Would you please tell a little us about yourself?
My approach to life and art is minimalist.The major influences on me and hence my work, were having had the great privilege of being mentored by Agnes Martin; spending 10 years in meditation practice culminating in a year in India, living closely with my teacher; and being introduced to Photoshop, initially in classes with John Paul Caponigro. I’ve always loved to photograph, but it was only through Photoshop that I began to feel a resonance with my experimental painter’s approach to making images.
The places I’ve lived have influenced me as well: from New Mexico, where inspiration seems to shower down on you, to my current long-term residence along the Gulf of Mexico in southwest Florida, with its constant presence of sun and water. Having been a painter all my life until just a few years ago, I am concerned with the actual finished print.
To me, an image is not complete until I can hold it in my hands. Often I will go back into my images after printing with pastels and colored pencils before I will call a piece finished.
How did you get started in photography?
I have a picture of myself in the park at 7 years old, and around my wrist was a Brownie camera. In my young adult years, my father gave me his Leica M3. I tried to teach myself darkroom technique while I was in the MFA program at Cornell, taking advantage of their facilities. I’d work all night long, then with reams of ruined paper, I’d stumble home in the dark. Being a painter, though, I was drawn back to the light-filled studio and the physical activity of painting. Years later, in an attempt to make my own portfolio on the computer, I taught myself a little Photoshop. I think it was PS3. I became fascinated and hooked on painting with the computer. At first it was photos of my paintings, but it gradually spread to the world of light.
Would you share with us one image(not your own)that has stayed with you over time?
The photographs by Kamil Vojnar that collages layers using different tonal range.
Which photographers’ and other artists’ work do you admire?
Agnes Martin was my mentor from 1972 until she passed away. She was an inspiration in my developing aesthetic and a revered taskmaster. Robert Rauschenberg, who was a friend here in SW Florida encouraged the constant experimentation with materials and photography. An exhibition at Verve Gallery in Santa Fe introduced me to Kamil Vojnar. The way he uses the printed image as collage material has been inspiring.
What has been your most memorable experience as far as your photographic work is concerned?
The other day, when I was feeling really down about the political situation and the state of the world, I went for a stroll with my camera around the Upper West Side of Manhattan. As I walked I began to notice the beauty in things like the pattern on the aged window air-conditioning-unit screens, and the way a shadow played up the stairs of a brownstone. The details of the gritty streets became beautiful to me and I felt uplifted, as if I’d found my eyes again. My eyes are, I realized, the direct channel to my soul.
Please tell us about the portfolio of work you submitted to our call.

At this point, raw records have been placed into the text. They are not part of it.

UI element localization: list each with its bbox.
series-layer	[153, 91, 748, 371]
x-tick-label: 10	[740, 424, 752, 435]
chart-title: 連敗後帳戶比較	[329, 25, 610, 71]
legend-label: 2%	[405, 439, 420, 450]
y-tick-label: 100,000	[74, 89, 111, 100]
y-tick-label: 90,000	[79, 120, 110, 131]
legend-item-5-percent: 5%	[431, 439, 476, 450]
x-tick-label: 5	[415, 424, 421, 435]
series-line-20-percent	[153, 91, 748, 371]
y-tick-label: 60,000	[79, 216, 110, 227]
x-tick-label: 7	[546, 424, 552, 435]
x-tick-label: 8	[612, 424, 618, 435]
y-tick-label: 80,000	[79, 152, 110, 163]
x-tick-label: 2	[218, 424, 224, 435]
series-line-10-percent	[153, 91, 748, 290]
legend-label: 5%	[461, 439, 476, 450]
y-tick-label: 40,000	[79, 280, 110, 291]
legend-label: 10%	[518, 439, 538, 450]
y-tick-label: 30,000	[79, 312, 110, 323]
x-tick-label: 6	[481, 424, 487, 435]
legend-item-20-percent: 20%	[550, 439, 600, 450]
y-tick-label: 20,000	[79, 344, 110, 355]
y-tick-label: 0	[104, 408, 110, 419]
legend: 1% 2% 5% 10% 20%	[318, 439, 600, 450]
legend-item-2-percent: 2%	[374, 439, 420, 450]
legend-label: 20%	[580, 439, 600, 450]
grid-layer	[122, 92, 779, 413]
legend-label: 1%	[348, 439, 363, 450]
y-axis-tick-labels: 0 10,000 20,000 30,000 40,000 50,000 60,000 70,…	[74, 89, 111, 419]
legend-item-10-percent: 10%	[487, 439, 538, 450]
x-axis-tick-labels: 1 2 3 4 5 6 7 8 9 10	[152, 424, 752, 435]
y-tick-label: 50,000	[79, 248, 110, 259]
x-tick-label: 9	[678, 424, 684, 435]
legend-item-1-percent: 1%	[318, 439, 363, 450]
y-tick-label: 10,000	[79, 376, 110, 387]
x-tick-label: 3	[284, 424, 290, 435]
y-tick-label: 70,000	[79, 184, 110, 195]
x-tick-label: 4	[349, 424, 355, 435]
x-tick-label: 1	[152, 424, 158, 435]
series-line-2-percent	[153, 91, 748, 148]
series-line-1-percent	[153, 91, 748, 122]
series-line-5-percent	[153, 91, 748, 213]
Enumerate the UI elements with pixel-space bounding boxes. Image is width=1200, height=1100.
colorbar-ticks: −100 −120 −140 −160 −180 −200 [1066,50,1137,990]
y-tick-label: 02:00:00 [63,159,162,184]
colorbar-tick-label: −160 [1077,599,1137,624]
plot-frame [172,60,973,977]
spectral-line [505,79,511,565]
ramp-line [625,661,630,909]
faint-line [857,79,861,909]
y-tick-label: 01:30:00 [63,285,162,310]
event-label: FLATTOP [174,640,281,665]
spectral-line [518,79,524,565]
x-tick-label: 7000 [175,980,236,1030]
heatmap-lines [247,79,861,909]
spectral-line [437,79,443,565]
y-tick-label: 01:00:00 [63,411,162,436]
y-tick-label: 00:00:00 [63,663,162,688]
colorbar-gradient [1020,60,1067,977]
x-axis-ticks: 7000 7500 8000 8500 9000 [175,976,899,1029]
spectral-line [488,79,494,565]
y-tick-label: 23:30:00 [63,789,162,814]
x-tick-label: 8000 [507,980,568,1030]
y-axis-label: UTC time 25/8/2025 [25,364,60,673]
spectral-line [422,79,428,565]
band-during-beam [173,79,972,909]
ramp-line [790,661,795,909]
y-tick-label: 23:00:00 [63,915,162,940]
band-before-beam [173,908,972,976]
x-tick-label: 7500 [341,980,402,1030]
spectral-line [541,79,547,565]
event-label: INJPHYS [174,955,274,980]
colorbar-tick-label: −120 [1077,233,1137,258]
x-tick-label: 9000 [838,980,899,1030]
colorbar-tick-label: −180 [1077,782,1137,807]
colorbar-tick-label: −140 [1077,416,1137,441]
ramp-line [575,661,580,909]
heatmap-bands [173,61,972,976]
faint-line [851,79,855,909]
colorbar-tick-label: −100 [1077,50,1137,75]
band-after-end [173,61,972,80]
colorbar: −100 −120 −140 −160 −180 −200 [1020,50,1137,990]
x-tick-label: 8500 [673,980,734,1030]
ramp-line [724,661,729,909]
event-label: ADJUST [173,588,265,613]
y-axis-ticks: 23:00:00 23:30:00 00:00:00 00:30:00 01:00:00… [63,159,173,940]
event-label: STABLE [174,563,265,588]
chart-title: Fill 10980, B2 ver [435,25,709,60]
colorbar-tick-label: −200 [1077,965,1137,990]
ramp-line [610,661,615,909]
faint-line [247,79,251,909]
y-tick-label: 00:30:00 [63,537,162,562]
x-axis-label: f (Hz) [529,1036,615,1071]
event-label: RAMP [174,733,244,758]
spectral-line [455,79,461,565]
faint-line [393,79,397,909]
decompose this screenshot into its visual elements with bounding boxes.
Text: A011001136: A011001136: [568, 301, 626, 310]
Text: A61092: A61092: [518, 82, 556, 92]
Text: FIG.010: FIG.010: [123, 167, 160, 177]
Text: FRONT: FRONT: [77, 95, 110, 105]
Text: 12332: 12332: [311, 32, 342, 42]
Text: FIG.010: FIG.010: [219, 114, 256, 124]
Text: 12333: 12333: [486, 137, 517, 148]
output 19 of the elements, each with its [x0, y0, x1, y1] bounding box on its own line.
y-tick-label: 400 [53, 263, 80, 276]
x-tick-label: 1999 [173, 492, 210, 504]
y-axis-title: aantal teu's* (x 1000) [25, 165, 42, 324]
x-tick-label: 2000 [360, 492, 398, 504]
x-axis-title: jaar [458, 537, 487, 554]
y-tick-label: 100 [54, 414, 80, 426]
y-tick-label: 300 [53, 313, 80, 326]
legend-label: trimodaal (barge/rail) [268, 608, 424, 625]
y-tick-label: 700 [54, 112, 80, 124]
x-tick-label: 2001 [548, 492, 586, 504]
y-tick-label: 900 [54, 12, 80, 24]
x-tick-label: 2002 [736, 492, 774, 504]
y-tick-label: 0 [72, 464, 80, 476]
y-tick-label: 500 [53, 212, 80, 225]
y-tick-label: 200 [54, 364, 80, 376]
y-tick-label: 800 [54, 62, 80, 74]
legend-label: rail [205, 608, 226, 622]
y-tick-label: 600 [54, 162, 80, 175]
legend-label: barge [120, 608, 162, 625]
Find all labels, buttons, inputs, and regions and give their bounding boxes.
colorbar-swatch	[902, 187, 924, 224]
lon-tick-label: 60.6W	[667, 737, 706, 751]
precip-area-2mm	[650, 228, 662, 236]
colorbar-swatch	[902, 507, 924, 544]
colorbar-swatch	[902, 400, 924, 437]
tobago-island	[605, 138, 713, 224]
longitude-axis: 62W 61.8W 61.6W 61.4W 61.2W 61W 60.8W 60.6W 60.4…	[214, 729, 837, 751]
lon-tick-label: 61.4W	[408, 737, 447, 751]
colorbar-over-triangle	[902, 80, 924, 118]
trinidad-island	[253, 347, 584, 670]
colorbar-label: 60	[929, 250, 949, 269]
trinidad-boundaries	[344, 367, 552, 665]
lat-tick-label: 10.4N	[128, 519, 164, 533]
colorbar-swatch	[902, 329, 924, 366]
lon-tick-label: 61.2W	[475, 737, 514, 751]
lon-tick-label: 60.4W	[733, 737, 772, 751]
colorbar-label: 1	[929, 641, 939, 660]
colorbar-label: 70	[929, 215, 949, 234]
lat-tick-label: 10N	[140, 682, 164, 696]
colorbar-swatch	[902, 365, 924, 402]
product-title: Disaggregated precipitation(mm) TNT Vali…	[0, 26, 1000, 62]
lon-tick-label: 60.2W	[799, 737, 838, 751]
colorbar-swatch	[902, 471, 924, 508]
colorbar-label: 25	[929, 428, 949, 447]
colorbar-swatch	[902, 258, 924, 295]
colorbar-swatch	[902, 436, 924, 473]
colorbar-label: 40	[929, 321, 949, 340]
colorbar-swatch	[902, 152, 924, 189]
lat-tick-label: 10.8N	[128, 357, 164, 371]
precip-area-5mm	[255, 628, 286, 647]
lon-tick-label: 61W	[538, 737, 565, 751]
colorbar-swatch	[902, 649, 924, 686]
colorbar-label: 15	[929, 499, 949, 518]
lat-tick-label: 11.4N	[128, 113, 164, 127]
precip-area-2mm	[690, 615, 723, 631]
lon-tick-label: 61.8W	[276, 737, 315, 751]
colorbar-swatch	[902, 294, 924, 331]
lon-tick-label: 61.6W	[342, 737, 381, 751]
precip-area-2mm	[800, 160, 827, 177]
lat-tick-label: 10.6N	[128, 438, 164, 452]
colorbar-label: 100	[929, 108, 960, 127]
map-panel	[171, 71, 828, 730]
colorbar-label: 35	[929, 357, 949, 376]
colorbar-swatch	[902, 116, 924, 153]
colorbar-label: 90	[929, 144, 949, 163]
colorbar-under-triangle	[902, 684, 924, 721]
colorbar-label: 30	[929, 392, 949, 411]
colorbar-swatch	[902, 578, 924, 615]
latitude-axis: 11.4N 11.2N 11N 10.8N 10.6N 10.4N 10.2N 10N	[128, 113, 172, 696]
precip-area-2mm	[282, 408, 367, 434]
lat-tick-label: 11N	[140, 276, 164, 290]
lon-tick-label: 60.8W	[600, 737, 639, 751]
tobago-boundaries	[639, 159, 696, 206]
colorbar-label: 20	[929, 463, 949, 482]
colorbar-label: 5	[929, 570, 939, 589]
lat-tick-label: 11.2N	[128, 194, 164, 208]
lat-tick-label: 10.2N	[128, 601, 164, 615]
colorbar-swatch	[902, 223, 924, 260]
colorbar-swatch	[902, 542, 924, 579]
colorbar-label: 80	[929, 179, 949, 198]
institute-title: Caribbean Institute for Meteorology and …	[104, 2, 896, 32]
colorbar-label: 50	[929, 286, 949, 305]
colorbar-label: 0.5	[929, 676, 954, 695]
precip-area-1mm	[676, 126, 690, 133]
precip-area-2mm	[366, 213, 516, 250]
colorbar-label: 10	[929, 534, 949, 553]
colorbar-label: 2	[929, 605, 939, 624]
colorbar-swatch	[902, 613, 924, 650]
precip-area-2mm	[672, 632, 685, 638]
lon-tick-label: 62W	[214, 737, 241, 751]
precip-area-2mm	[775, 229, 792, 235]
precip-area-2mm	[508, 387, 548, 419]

I really don’t feel the need to go exploring in exotic places at this point in my life. I find my subject matter in the immediate surroundings, be it condensation on the window, reflections of the light on the pond behind my house, or the way street lights play across the ceiling of my home at night. My subject matter is simply light. The work in the recent series, “Ebb and Flow,” was inspired by light reflected off a stainless steel surface in my apartment at different times of day. This softly textured industrial surface reveals a calm, yet invigorating, light. Recently, I was gifted a flat file filled with Swiss-made antique lithography paper, that when printed on, as in the “Ebb and Flow” series, lends a soft painterly quality to the image.
What Image of yours would you say taught you an important lesson?
I can’t really say which particular image taught me an important lesson. With the first images I did of this series, “Ebb and Flow,” I recognized that I could shoot what is basically just a reflection of light and make art with it. It seems to bring full circle the process of painting with the computer.
What makes a good day for you creatively speaking?
My most creative days occur when I can wake up in the morning with nothing on the calendar, no deadlines or appointments. I need that feeling of calm to get fully absorbed. I love to work when it is raining. I feel a need to create something if I am to be content with myself at the end of the day. It’s wonderful to work all day and in the evening look at what I’ve produced, even if it’s still on the monitor, and feel pleased. Then I can sleep.
Do you have any favorite pieces of equipment that you find essential in the making of your work?
There is no doubt that my Epson 7800 is my puppy. But I also couldn’t do without my wonderful large-screen iMac. I just got a new mirrorless camera that I’m sure is wonderful, but we’ve yet to make friends.
What is on the horizon?
I’m really looking forward to participating in the Depth of Field 2018 exhibition.
I’m going to make friends with this new camera. I have a few series that are in different stages of development that I look forward to printing. I hope to begin printing large pieces that are more three-dimensional.
There will be an exhibit of both my paintings and photography at a client’s showrooms to celebrate my 75th birthday in the spring.